In other words, Hartford's motion for partial summary judgment does not seek to have the Court resolve any case or controversy presently before the Court, but instead asks the Court to explain the legal rules by which the factual issues which confront the parties may later be resolved. Troy Belting is correct to argue that summary judgment cannot be granted on this basis. Hartford essentially seeks an advisory opinion in which the Court determines for the parties what the law is so that the parties can then apply that law to the relevant facts.[3] The Court cannot make such a ruling, since "the federal courts established pursuant to Article III of the Constitution do not render advisory opinions." United Public Workers v. Mitchell, 330 U.S. 75, 89 (1947). In this case, Hartford seeks a declaratory judgment, a situation which requires a "real question of conflicting interests.'" Berni v. International Gourmet Restaurants, Inc., 838 F.2d 642, 649 (2d Cir. 1988). While there would seem to be conflicting interests in this case over the date of injury and the apportionment of liability, "[f]or a declaratory judgment to issue, there must be a dispute which calls, not for an advisory opinion upon a hypothetical basis, but for an adjudication of present right upon established facts.'" Ashcroft v. Mattis, 431 U.S. 171, 172 (1977) (quoting Aetna Life Ins. Co. v. Haworth, 300 U.S. 227, 242 (1937)). Though insurance cases sometimes permit a court to issue an opinion about coverage based on contingencies which have not yet come to pass, courts in such situations are still required to "focus on the practical likelihood that the contingencies will occur[.]'" Associated Indem. Corp. v. Fairchild Industries, Inc., 961 F.2d 32, 35 (2d Cir. 1992) (quoting 10A C. Wright, A Miller & M. Kane, FEDERAL PRACTICE AND PROCEDURE, § 2757, at 587).

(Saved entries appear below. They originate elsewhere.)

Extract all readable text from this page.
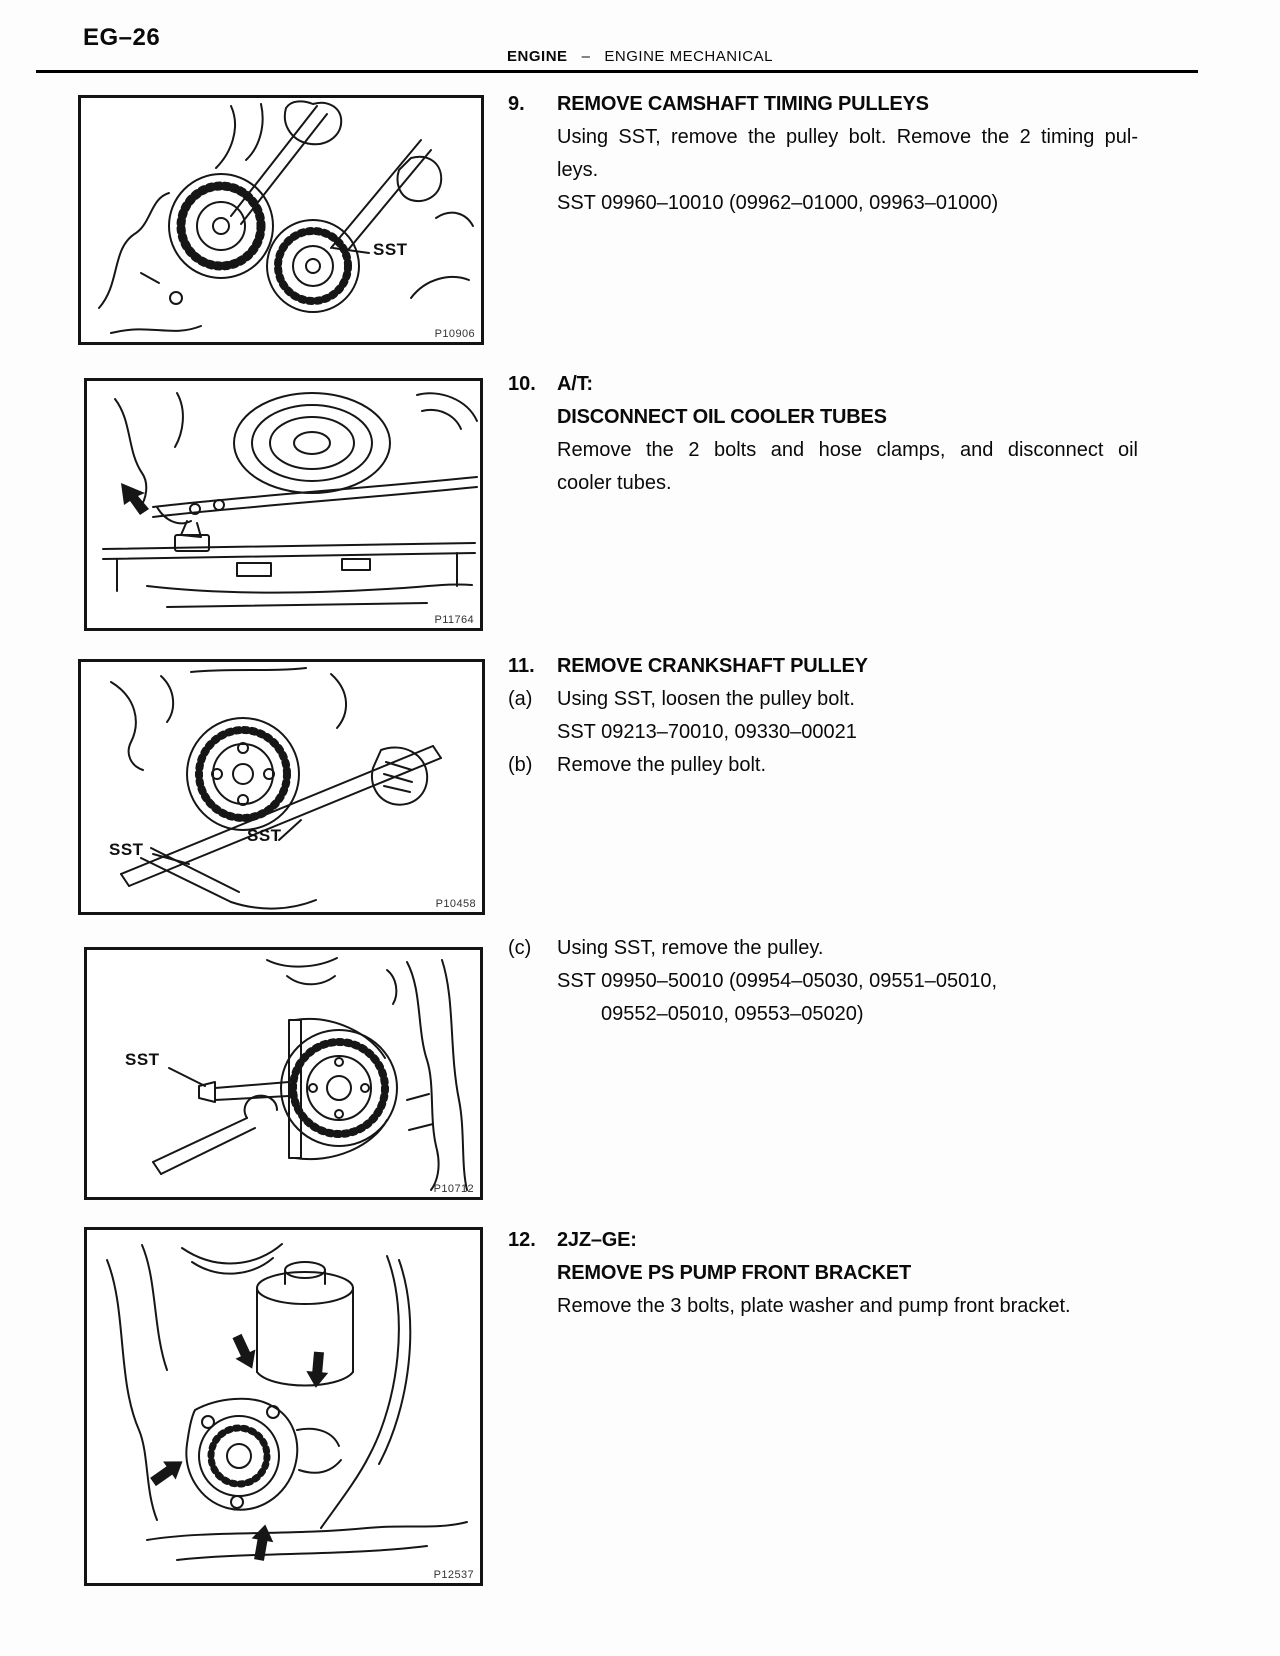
EG–26
ENGINE – ENGINE MECHANICAL
SST
P10906
P11764
SST
SST
P10458
SST
P10712
P12537
9.	REMOVE CAMSHAFT TIMING PULLEYS
Using SST, remove the pulley bolt. Remove the 2 timing pul-
leys.
SST 09960–10010 (09962–01000, 09963–01000)
10.	A/T:
DISCONNECT OIL COOLER TUBES
Remove the 2 bolts and hose clamps, and disconnect oil
cooler tubes.
11.	REMOVE CRANKSHAFT PULLEY
(a)	Using SST, loosen the pulley bolt.
SST 09213–70010, 09330–00021
(b)	Remove the pulley bolt.
(c)	Using SST, remove the pulley.
SST 09950–50010 (09954–05030, 09551–05010,
09552–05010, 09553–05020)
12.	2JZ–GE:
REMOVE PS PUMP FRONT BRACKET
Remove the 3 bolts, plate washer and pump front bracket.
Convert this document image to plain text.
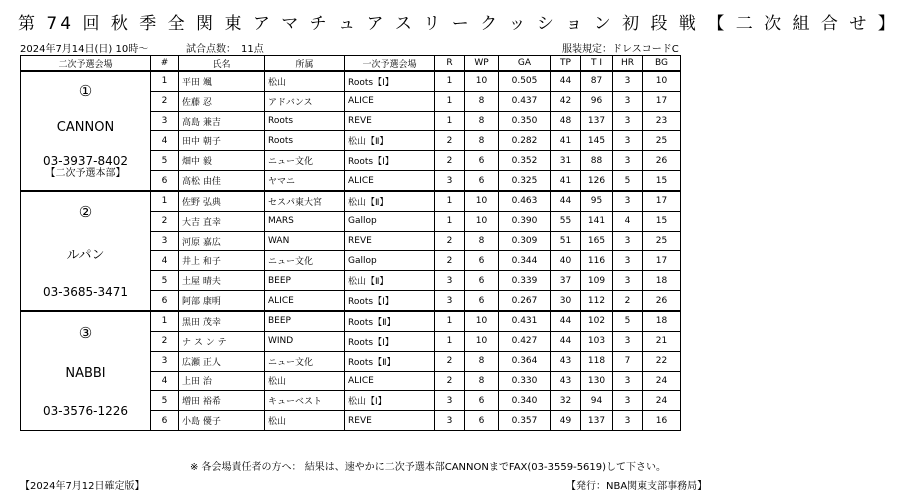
第 74 回 秋 季 全 関 東 ア マ チ ュ ア ス リ ー ク ッ シ ョ ン 初 段 戦 【 二 次 組 合 せ 】
2024年7月14日(日) 10時～	試合点数：　11点	服装規定：ドレスコードC
二次予選会場	#	氏名	所属	一次予選会場	R	WP	GA	TP	T I	HR	BG

①
CANNON
03-3937-8402
【二次予選本部】	1	平田 颯	松山	Roots【Ⅰ】	1	10	0.505	44	87	3	10
	2	佐藤 忍	アドバンス	ALICE	1	8	0.437	42	96	3	17
	3	高島 兼吉	Roots	REVE	1	8	0.350	48	137	3	23
	4	田中 朝子	Roots	松山【Ⅱ】	2	8	0.282	41	145	3	25
	5	畑中 毅	ニュー文化	Roots【Ⅰ】	2	6	0.352	31	88	3	26
	6	高松 由佳	ヤマニ	ALICE	3	6	0.325	41	126	5	15

②
ルパン
03-3685-3471	1	佐野 弘典	セスパ東大宮	松山【Ⅱ】	1	10	0.463	44	95	3	17
	2	大吉 直幸	MARS	Gallop	1	10	0.390	55	141	4	15
	3	河原 嘉広	WAN	REVE	2	8	0.309	51	165	3	25
	4	井上 和子	ニュー文化	Gallop	2	6	0.344	40	116	3	17
	5	土屋 晴夫	BEEP	松山【Ⅱ】	3	6	0.339	37	109	3	18
	6	阿部 康明	ALICE	Roots【Ⅰ】	3	6	0.267	30	112	2	26

③
NABBI
03-3576-1226	1	黒田 茂幸	BEEP	Roots【Ⅱ】	1	10	0.431	44	102	5	18
	2	ナ ス ン テ	WIND	Roots【Ⅰ】	1	10	0.427	44	103	3	21
	3	広瀬 正人	ニュー文化	Roots【Ⅱ】	2	8	0.364	43	118	7	22
	4	上田 治	松山	ALICE	2	8	0.330	43	130	3	24
	5	増田 裕希	キューベスト	松山【Ⅰ】	3	6	0.340	32	94	3	24
	6	小島 優子	松山	REVE	3	6	0.357	49	137	3	16
※ 各会場責任者の方へ： 結果は、速やかに二次予選本部CANNONまでFAX(03-3559-5619)して下さい。
【2024年7月12日確定版】	【発行：NBA関東支部事務局】
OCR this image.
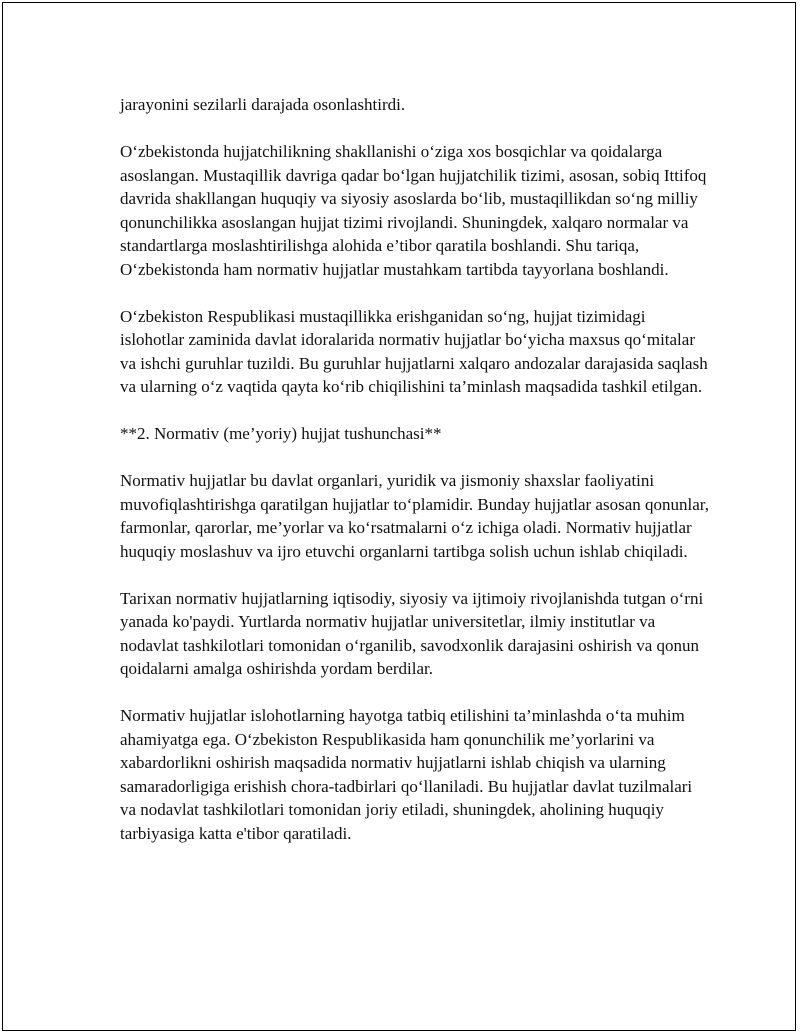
jarayonini sezilarli darajada osonlashtirdi.

O‘zbekistonda hujjatchilikning shakllanishi o‘ziga xos bosqichlar va qoidalarga asoslangan. Mustaqillik davriga qadar bo‘lgan hujjatchilik tizimi, asosan, sobiq Ittifoq davrida shakllangan huquqiy va siyosiy asoslarda bo‘lib, mustaqillikdan so‘ng milliy qonunchilikka asoslangan hujjat tizimi rivojlandi. Shuningdek, xalqaro normalar va standartlarga moslashtirilishga alohida e’tibor qaratila boshlandi. Shu tariqa, O‘zbekistonda ham normativ hujjatlar mustahkam tartibda tayyorlana boshlandi.

O‘zbekiston Respublikasi mustaqillikka erishganidan so‘ng, hujjat tizimidagi islohotlar zaminida davlat idoralarida normativ hujjatlar bo‘yicha maxsus qo‘mitalar va ishchi guruhlar tuzildi. Bu guruhlar hujjatlarni xalqaro andozalar darajasida saqlash va ularning o‘z vaqtida qayta ko‘rib chiqilishini ta’minlash maqsadida tashkil etilgan.

**2. Normativ (me’yoriy) hujjat tushunchasi**

Normativ hujjatlar bu davlat organlari, yuridik va jismoniy shaxslar faoliyatini muvofiqlashtirishga qaratilgan hujjatlar to‘plamidir. Bunday hujjatlar asosan qonunlar, farmonlar, qarorlar, me’yorlar va ko‘rsatmalarni o‘z ichiga oladi. Normativ hujjatlar huquqiy moslashuv va ijro etuvchi organlarni tartibga solish uchun ishlab chiqiladi.

Tarixan normativ hujjatlarning iqtisodiy, siyosiy va ijtimoiy rivojlanishda tutgan o‘rni yanada ko'paydi. Yurtlarda normativ hujjatlar universitetlar, ilmiy institutlar va nodavlat tashkilotlari tomonidan o‘rganilib, savodxonlik darajasini oshirish va qonun qoidalarni amalga oshirishda yordam berdilar.

Normativ hujjatlar islohotlarning hayotga tatbiq etilishini ta’minlashda o‘ta muhim ahamiyatga ega. O‘zbekiston Respublikasida ham qonunchilik me’yorlarini va xabardorlikni oshirish maqsadida normativ hujjatlarni ishlab chiqish va ularning samaradorligiga erishish chora-tadbirlari qo‘llaniladi. Bu hujjatlar davlat tuzilmalari va nodavlat tashkilotlari tomonidan joriy etiladi, shuningdek, aholining huquqiy tarbiyasiga katta e'tibor qaratiladi.
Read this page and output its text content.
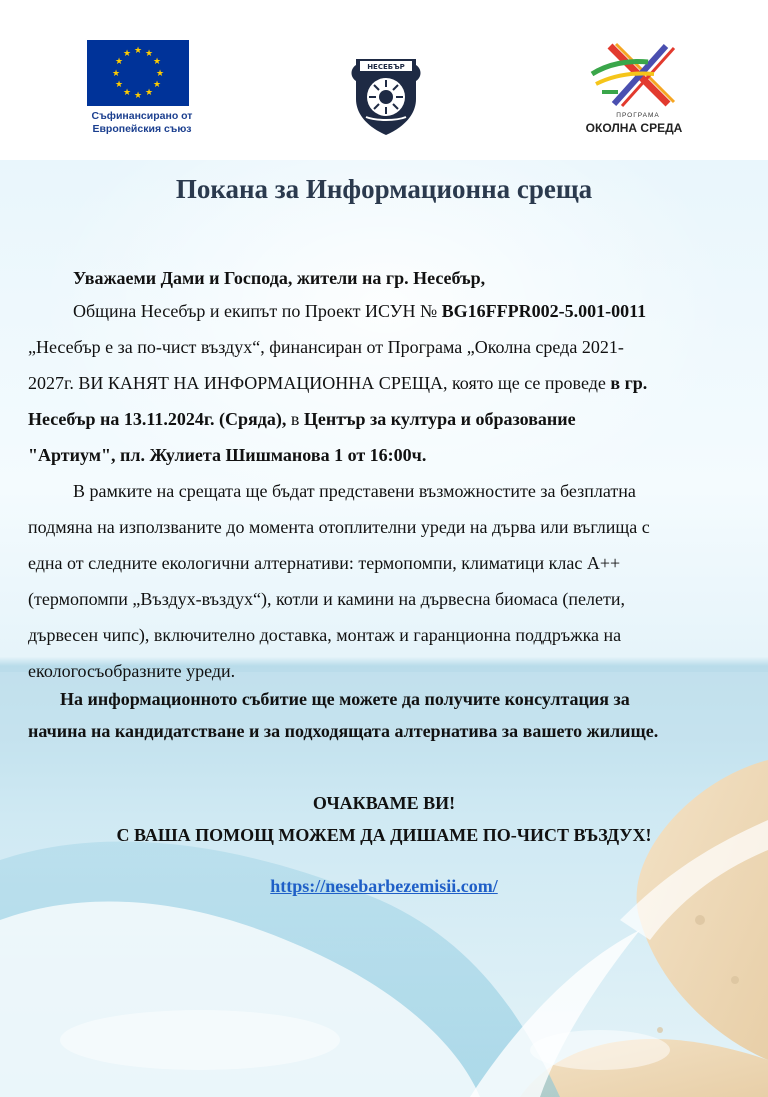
★ ★
★
★
★
★
★
★
★
★
★
★
Съфинансирано от
Европейския съюз
НЕСЕБЪР
ПРОГРАМА
ОКОЛНА СРЕДА
Покана за Информационна среща
Уважаеми Дами и Господа, жители на гр. Несебър,
Община Несебър и екипът по Проект ИСУН № BG16FFPR002-5.001-0011
„Несебър е за по-чист въздух“, финансиран от Програма „Околна среда 2021-
2027г. ВИ КАНЯТ НА ИНФОРМАЦИОННА СРЕЩА, която ще се проведе в гр.
Несебър на 13.11.2024г. (Сряда), в Център за култура и образование
"Артиум", пл. Жулиета Шишманова 1 от 16:00ч.
В рамките на срещата ще бъдат представени възможностите за безплатна
подмяна на използваните до момента отоплителни уреди на дърва или въглища с
една от следните екологични алтернативи: термопомпи, климатици клас А++
(термопомпи „Въздух-въздух“), котли и камини на дървесна биомаса (пелети,
дървесен чипс), включително доставка, монтаж и гаранционна поддръжка на
екологосъобразните уреди.
На информационното събитие ще можете да получите консултация за
начина на кандидатстване и за подходящата алтернатива за вашето жилище.
ОЧАКВАМЕ ВИ!
С ВАША ПОМОЩ МОЖЕМ ДА ДИШАМЕ ПО-ЧИСТ ВЪЗДУХ!
https://nesebarbezemisii.com/
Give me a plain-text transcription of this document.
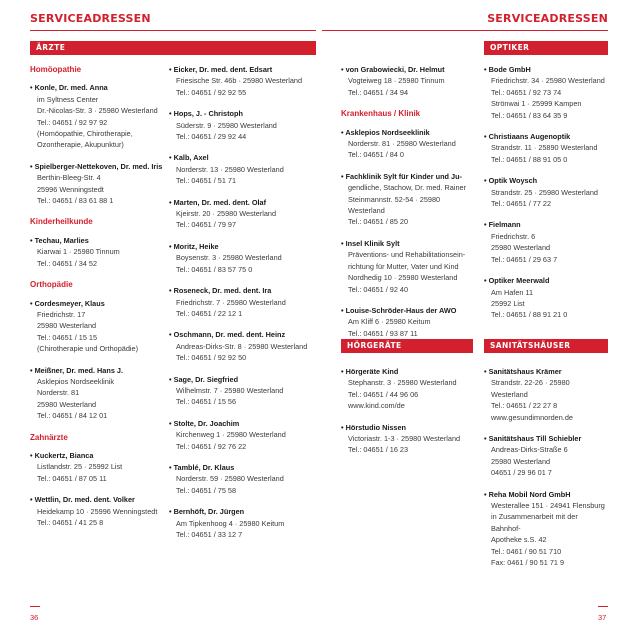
SERVICEADRESSEN	SERVICEADRESSEN
ÄRZTE	OPTIKER
HÖRGERÄTE	SANITÄTSHÄUSER
Homöopathie
• Konle, Dr. med. Anna
im Syltness Center
Dr.-Nicolas-Str. 3 · 25980 Westerland
Tel.: 04651 / 92 97 92
(Homöopathie, Chirotherapie,
Ozontherapie, Akupunktur)
• Spielberger-Nettekoven, Dr. med. Iris
Berthin-Bleeg-Str. 4
25996 Wenningstedt
Tel.: 04651 / 83 61 88 1
Kinderheilkunde
• Techau, Marlies
Kiarwai 1 · 25980 Tinnum
Tel.: 04651 / 34 52
Orthopädie
• Cordesmeyer, Klaus
Friedrichstr. 17
25980 Westerland
Tel.: 04651 / 15 15
(Chirotherapie und Orthopädie)
• Meißner, Dr. med. Hans J.
Asklepios Nordseeklinik
Norderstr. 81
25980 Westerland
Tel.: 04651 / 84 12 01
Zahnärzte
• Kuckertz, Bianca
Listlandstr. 25 · 25992 List
Tel.: 04651 / 87 05 11
• Wettlin, Dr. med. dent. Volker
Heidekamp 10 · 25996 Wenningstedt
Tel.: 04651 / 41 25 8
• Eicker, Dr. med. dent. Edsart
Friesische Str. 46b · 25980 Westerland
Tel.: 04651 / 92 92 55
• Hops, J. - Christoph
Süderstr. 9 · 25980 Westerland
Tel.: 04651 / 29 92 44
• Kalb, Axel
Norderstr. 13 · 25980 Westerland
Tel.: 04651 / 51 71
• Marten, Dr. med. dent. Olaf
Kjeirstr. 20 · 25980 Westerland
Tel.: 04651 / 79 97
• Moritz, Heike
Boysenstr. 3 · 25980 Westerland
Tel.: 04651 / 83 57 75 0
• Roseneck, Dr. med. dent. Ira
Friedrichstr. 7 · 25980 Westerland
Tel.: 04651 / 22 12 1
• Oschmann, Dr. med. dent. Heinz
Andreas-Dirks-Str. 8 · 25980 Westerland
Tel.: 04651 / 92 92 50
• Sage, Dr. Siegfried
Wilhelmstr. 7 · 25980 Westerland
Tel.: 04651 / 15 56
• Stolte, Dr. Joachim
Kirchenweg 1 · 25980 Westerland
Tel.: 04651 / 92 76 22
• Tamblé, Dr. Klaus
Norderstr. 59 · 25980 Westerland
Tel.: 04651 / 75 58
• Bernhöft, Dr. Jürgen
Am Tipkenhoog 4 · 25980 Keitum
Tel.: 04651 / 33 12 7
• von Grabowiecki, Dr. Helmut
Vogteiweg 18 · 25980 Tinnum
Tel.: 04651 / 34 94
Krankenhaus / Klinik
• Asklepios Nordseeklinik
Norderstr. 81 · 25980 Westerland
Tel.: 04651 / 84 0
• Fachklinik Sylt für Kinder und Ju-
gendliche, Stachow, Dr. med. Rainer
Steinmannstr. 52-54 · 25980 Westerland
Tel.: 04651 / 85 20
• Insel Klinik Sylt
Präventions- und Rehabilitationsein-
richtung für Mutter, Vater und Kind
Nordhedig 10 · 25980 Westerland
Tel.: 04651 / 92 40
• Louise-Schröder-Haus der AWO
Am Kliff 6 · 25980 Keitum
Tel.: 04651 / 93 87 11
• Hörgeräte Kind
Stephanstr. 3 · 25980 Westerland
Tel.: 04651 / 44 96 06
www.kind.com/de
• Hörstudio Nissen
Victoriastr. 1-3 · 25980 Westerland
Tel.: 04651 / 16 23
• Bode GmbH
Friedrichstr. 34 · 25980 Westerland
Tel.: 04651 / 92 73 74
Strönwai 1 · 25999 Kampen
Tel.: 04651 / 83 64 35 9
• Christiaans Augenoptik
Strandstr. 11 · 25890 Westerland
Tel.: 04651 / 88 91 05 0
• Optik Woysch
Strandstr. 25 · 25980 Westerland
Tel.: 04651 / 77 22
• Fielmann
Friedrichstr. 6
25980 Westerland
Tel.: 04651 / 29 63 7
• Optiker Meerwald
Am Hafen 11
25992 List
Tel.: 04651 / 88 91 21 0
• Sanitätshaus Krämer
Strandstr. 22-26 · 25980 Westerland
Tel.: 04651 / 22 27 8
www.gesundimnorden.de
• Sanitätshaus Till Schiebler
Andreas-Dirks-Straße 6
25980 Westerland
04651 / 29 96 01 7
• Reha Mobil Nord GmbH
Westerallee 151 · 24941 Flensburg
in Zusammenarbeit mit der Bahnhof-
Apotheke s.S. 42
Tel.: 0461 / 90 51 710
Fax: 0461 / 90 51 71 9
36	37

Here, Hartford admittedly seeks to have the Court resolve a legal issue on a purely hypothetical basis, and does not rely on any contingencies which are likely to occur as a basis for asserting the Court's right to offer an opinion.[4] Instead, Hartford simply seeks to have the Court issue hypothetical guidance on the law that the parties should apply to the facts they later discover. Hartford's motion is for "partial" summary judgment, but not because the motion seeks judgment only on some of the claims in the case. Instead, the motion is "partial" because Hartford admits that the facts necessary to determine how to apply the legal standards applicable to this case have not yet been collected. Hartford therefore seeks an advisory opinion from the Court that the Court is not permitted to provide. Such advisory opinions are not within the province of the federal courts, and the Court must decline to offer one. Hartford's motion will be denied. The motion will be denied without prejudice, however, to the any of the parties raising such a motion based on particular facts of particular cases.[5]


For the reasons stated above, Defendant Hartford's motion for partial summary judgment, dkt. # 169, is hereby DENIED.